No discurso enviado pelo vencedor do prêmio Sakharovao Parlamento Europeu, do qual a AFP obteve uma cópia, Fariñas, 48 anos, pede à União Europeia (UE) que não se deixe enganar pelo regime de "comunismo selvagem" cubano e mantenha a Posição Comum que exige o avanço nos direitos humanos a Havana.

"Minha maior esperança é que não se deixem enganar pelos cantos de sereia de um cruel regime de comunismo selvagem, cuja única aspiração é que a UE suspenda a Posição Comum, um documento que exige de Havana avanços em direitos humanos e democracia", escreveu Fariñas.

A mensagem foi enviada pelo dissidente ao Parlamento Europeu.

A chefe da diplomacia europeia, Catherine Ashton, lamentou novamente a ausência de Fariñas.

"Quero felicitar Fariñas em nome de todos aqueles que lutam em Cuba por mais liberdade e direitos humanos. Lamento que não tenha sido possível (a Fariñas) viajar a Estraburgo para receber o prêmio em pessoa", afirmou.

"A UE continuará abordando o tema dos direitos humanos e, neste contexto, saúdo a recente libertação de um determinado número de presos políticos e espero que este processo leve à libertação incondicional de todos eles", ressaltou.

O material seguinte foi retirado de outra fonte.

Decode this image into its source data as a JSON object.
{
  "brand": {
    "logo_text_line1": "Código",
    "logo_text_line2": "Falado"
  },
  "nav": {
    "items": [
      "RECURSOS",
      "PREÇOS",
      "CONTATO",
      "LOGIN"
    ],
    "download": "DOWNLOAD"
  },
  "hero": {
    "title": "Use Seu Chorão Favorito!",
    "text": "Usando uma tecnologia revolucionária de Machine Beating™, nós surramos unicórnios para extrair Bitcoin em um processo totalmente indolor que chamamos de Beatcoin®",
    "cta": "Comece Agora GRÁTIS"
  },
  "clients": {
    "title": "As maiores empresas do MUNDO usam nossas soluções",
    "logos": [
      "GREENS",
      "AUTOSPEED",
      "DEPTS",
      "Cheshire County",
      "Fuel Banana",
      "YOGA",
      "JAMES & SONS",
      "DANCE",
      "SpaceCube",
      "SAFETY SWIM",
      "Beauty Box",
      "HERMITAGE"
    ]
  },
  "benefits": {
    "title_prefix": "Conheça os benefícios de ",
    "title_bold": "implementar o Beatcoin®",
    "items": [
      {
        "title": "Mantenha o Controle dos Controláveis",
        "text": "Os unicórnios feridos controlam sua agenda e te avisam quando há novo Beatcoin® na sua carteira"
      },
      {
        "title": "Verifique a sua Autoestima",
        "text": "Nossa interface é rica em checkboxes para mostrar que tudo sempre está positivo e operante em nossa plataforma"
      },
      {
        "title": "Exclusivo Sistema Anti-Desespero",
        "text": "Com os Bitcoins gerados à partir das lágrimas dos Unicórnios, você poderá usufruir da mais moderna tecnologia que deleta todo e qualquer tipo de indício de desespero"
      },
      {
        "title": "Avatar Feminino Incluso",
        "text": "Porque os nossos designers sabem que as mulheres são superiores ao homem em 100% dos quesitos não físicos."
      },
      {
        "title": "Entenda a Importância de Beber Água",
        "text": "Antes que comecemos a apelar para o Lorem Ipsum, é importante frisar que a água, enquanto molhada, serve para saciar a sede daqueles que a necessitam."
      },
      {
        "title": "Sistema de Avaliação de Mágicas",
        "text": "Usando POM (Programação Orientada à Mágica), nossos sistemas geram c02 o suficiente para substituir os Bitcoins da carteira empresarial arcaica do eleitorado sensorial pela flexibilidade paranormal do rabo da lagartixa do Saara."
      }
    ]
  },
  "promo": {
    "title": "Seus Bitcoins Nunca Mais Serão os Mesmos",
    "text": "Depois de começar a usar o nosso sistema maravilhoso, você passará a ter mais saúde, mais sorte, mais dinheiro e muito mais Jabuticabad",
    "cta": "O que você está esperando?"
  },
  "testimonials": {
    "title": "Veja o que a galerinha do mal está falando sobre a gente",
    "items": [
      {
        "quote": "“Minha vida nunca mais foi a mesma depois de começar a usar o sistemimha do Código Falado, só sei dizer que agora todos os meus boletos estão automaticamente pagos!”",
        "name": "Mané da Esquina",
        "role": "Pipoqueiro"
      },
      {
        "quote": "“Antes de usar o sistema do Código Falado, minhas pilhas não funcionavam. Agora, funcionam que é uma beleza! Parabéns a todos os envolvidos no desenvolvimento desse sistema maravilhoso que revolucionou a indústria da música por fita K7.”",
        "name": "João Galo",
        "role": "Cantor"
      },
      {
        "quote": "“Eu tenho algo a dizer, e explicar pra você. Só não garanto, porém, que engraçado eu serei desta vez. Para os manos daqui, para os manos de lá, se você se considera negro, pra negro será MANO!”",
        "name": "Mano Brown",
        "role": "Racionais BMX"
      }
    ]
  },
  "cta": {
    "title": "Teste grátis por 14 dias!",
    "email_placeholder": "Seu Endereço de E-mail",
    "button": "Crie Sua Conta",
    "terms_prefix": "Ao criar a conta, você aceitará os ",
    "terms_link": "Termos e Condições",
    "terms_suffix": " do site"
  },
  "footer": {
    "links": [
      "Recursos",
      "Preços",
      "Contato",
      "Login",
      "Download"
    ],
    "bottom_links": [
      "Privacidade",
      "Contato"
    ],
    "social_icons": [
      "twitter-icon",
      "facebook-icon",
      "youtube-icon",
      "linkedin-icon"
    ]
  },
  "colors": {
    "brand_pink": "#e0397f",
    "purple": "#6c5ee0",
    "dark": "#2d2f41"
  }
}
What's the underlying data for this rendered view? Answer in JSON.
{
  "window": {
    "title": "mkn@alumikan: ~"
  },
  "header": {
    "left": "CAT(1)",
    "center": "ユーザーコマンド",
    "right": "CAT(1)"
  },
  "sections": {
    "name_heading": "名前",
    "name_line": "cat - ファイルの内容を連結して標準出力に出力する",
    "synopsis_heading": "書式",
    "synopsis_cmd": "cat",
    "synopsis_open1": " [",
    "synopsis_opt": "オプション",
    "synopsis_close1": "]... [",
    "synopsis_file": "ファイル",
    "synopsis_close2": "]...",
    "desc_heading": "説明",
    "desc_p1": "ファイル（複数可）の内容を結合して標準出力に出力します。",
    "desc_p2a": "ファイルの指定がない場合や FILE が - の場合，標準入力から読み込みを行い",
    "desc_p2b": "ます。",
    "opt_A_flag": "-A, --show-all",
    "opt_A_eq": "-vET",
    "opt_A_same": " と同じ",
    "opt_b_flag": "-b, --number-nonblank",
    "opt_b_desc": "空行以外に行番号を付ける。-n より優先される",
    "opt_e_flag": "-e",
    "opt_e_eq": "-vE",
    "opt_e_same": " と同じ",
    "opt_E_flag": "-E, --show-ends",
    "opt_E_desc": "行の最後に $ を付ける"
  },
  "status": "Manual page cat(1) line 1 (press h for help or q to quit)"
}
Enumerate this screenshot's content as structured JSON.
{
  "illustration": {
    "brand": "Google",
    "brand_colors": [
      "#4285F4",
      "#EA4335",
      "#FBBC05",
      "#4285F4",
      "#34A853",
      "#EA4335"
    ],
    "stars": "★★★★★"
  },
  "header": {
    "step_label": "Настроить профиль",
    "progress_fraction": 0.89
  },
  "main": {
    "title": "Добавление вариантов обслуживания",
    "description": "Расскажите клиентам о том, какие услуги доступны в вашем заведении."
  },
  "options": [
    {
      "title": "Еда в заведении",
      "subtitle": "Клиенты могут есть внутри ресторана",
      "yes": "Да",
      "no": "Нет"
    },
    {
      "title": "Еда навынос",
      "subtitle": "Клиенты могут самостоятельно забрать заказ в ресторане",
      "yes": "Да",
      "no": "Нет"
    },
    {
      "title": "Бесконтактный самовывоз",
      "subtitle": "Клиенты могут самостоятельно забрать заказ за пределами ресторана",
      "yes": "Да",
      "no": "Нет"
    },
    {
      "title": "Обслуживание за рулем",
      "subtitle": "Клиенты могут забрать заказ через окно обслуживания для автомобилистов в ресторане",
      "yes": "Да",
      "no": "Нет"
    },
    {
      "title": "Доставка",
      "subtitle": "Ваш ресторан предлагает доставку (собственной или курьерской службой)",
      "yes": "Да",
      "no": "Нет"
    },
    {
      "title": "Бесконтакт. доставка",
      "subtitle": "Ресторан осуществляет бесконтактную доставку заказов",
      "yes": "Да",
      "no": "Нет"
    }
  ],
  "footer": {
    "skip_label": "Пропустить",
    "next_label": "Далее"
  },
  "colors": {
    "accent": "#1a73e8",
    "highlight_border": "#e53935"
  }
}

Psicólogo e jornalista, o dissidente foi protagonista de 23 greves de fome, a pior delas este ano, durante 135 dias, pouco depois da morte, no dia 24 de fevereiro, de Orlando Zapata, que também protestava de forma semelhante.

Foi contemplado com o prêmio no dia 21 de outubro pelo Parlamento Europeu, que o concede anualmente em honra à liberdade de consciência.

Esta é a terceira vez que a Eurocâmara concede o prêmio Sakharov à dissidência cubana.

Depois de Oswaldo Payá em 2002, concedeu a láurea, três anos mais tarde, às Damas de Branco, esposas de presos políticos cubanos, que também não conseguiram viajar a Estrasburgo por falta de visto.